Immaturity and inexperience behind the wheel can explain why a lot of these crashes happen, said California Highway Patrol Officer Robert Rodriguez, Bakersfield CHP’s spokesman.
“A lot of kids don’t take it seriously and realize how deadly it can be if you don’t respect the vehicle you are driving,” he said.
That inexperience is why, during a teen’s first year of driving, they’re not permitted to transport anyone under 20, Rodriguez said.
“When you have several teens in the car together, they could instigate something or maybe pressure the driver into doing something they don’t want to do or are uncomfortable doing. …They don’t want to look bad in front of their peers and so they do something risky,” he said.
According to the CHP, a teen driver is twice as likely to be killed in a crash while carrying just one passenger. Carrying two passengers increases the risk of crashing by 158 percent, and three passengers increases the risk by 207 percent.
The No. 1 distraction while driving is cellphones, Rodriguez said. He said teens, as well as all motorists, need to learn to put cellphones down and leave them alone until they’re parked or out of the vehicles.
Texting while driving is a “huge” issue, Rodriguez said. He stressed anyone under 18 is not allowed to use any cellphone technology, including hands-free devices, while driving.
“I’m not sure if parents realize that, but it’s part of the law because of the dangers,” he said.
Bakersfield police Sgt. spokesman Ryan Kroeker said the department tries to educate teens and the public at large of the dangers of distracted driving, and enforces traffic laws when they see them being broken.
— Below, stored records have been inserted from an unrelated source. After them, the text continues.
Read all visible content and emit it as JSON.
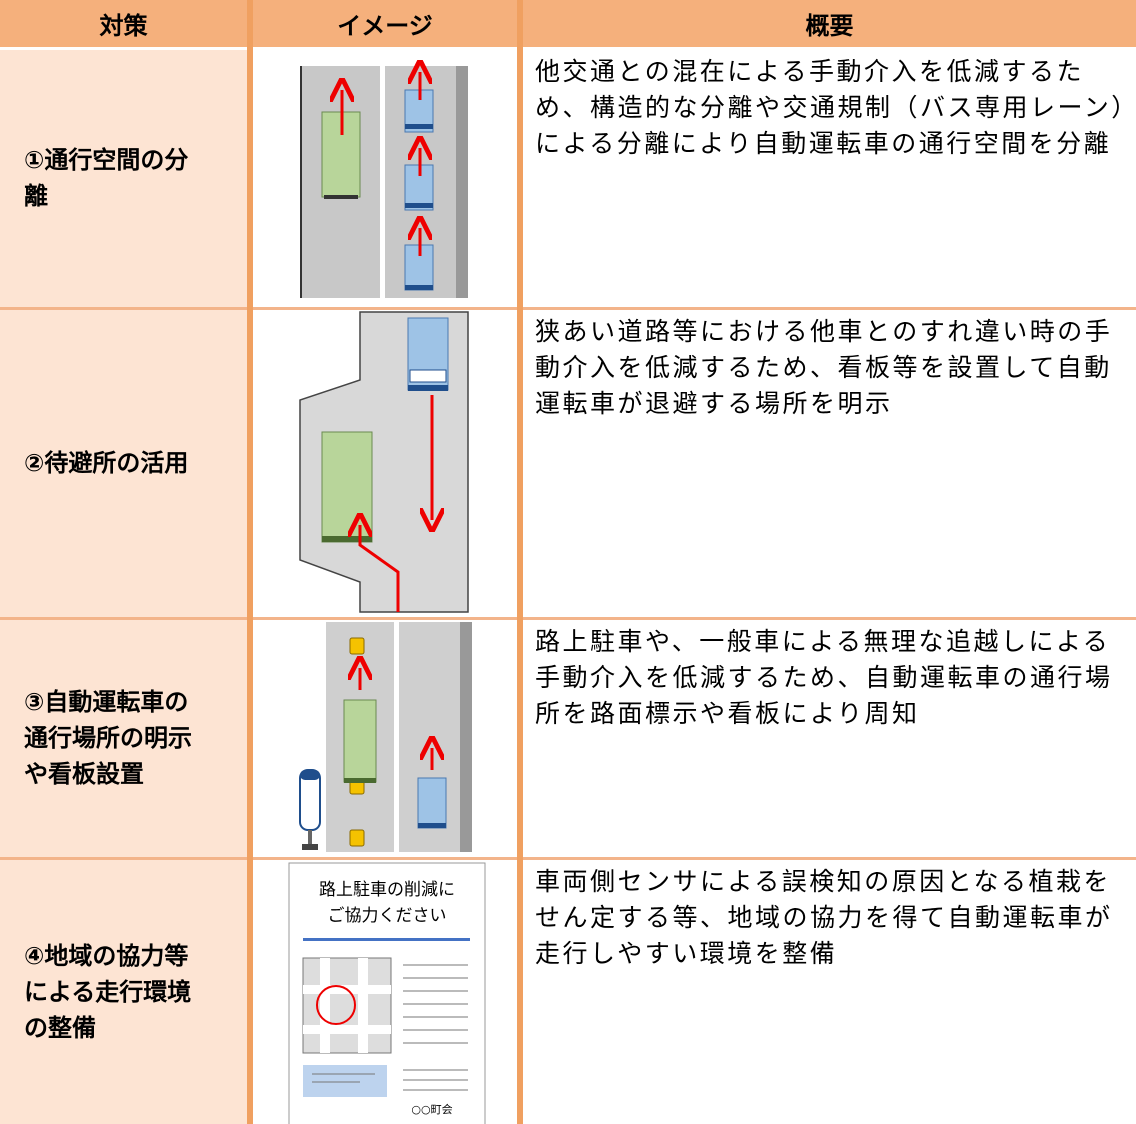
{
  "header": [
    "対策",
    "イメージ",
    "概要"
  ],
  "rows": [
    {
      "measure": "①通行空間の分離",
      "summary": "他交通との混在による手動介入を低減するため、構造的な分離や交通規制（バス専用レーン）による分離により自動運転車の通行空間を分離"
    },
    {
      "measure": "②待避所の活用",
      "summary": "狭あい道路等における他車とのすれ違い時の手動介入を低減するため、看板等を設置して自動運転車が退避する場所を明示"
    },
    {
      "measure": "③自動運転車の通行場所の明示や看板設置",
      "summary": "路上駐車や、一般車による無理な追越しによる手動介入を低減するため、自動運転車の通行場所を路面標示や看板により周知"
    },
    {
      "measure": "④地域の協力等による走行環境の整備",
      "summary": "車両側センサによる誤検知の原因となる植栽をせん定する等、地域の協力を得て自動運転車が走行しやすい環境を整備"
    }
  ],
  "poster": {
    "title_lines": [
      "路上駐車の削減に",
      "ご協力ください"
    ],
    "footer": "○○町会"
  }
}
Sometimes getting pulled over can convince someone to stop illegal behavior.
“You get a fine, that hurts,” Kroeker said.
As with Rodriguez, Kroeker said the most common distracted driving violation they come across is cellphone usage, whether the driver is talking or texting.
Both agencies offer teen-oriented programs to illustrate the dangers of distracted driving or other harmful behavior while behind the wheel, including drinking and driving.
The CHP holds a number of Start Smart classes at CHP offices in different areas of the county each year. The two-hour, free program is aimed at newly licensed or soon to be licensed drivers ages 15 to 19.
At those classes, CHP officers talk about techniques to avoid collisions, along with the common dangers such as excessive speed, DUI, and distracted driving.
The BPD presents “A Life Interrupted” at local schools and community programs. The multimedia presentation features crash scene photos, 911 recordings and a mobile trailer with a vehicle wrecked in a drunken driving crash.
Kroeker said the presentation tends to made a strong impact on teens.
“When you see it in person, see where someone lost their life, it brings it down to earth a bit, makes it more realistic,” he said.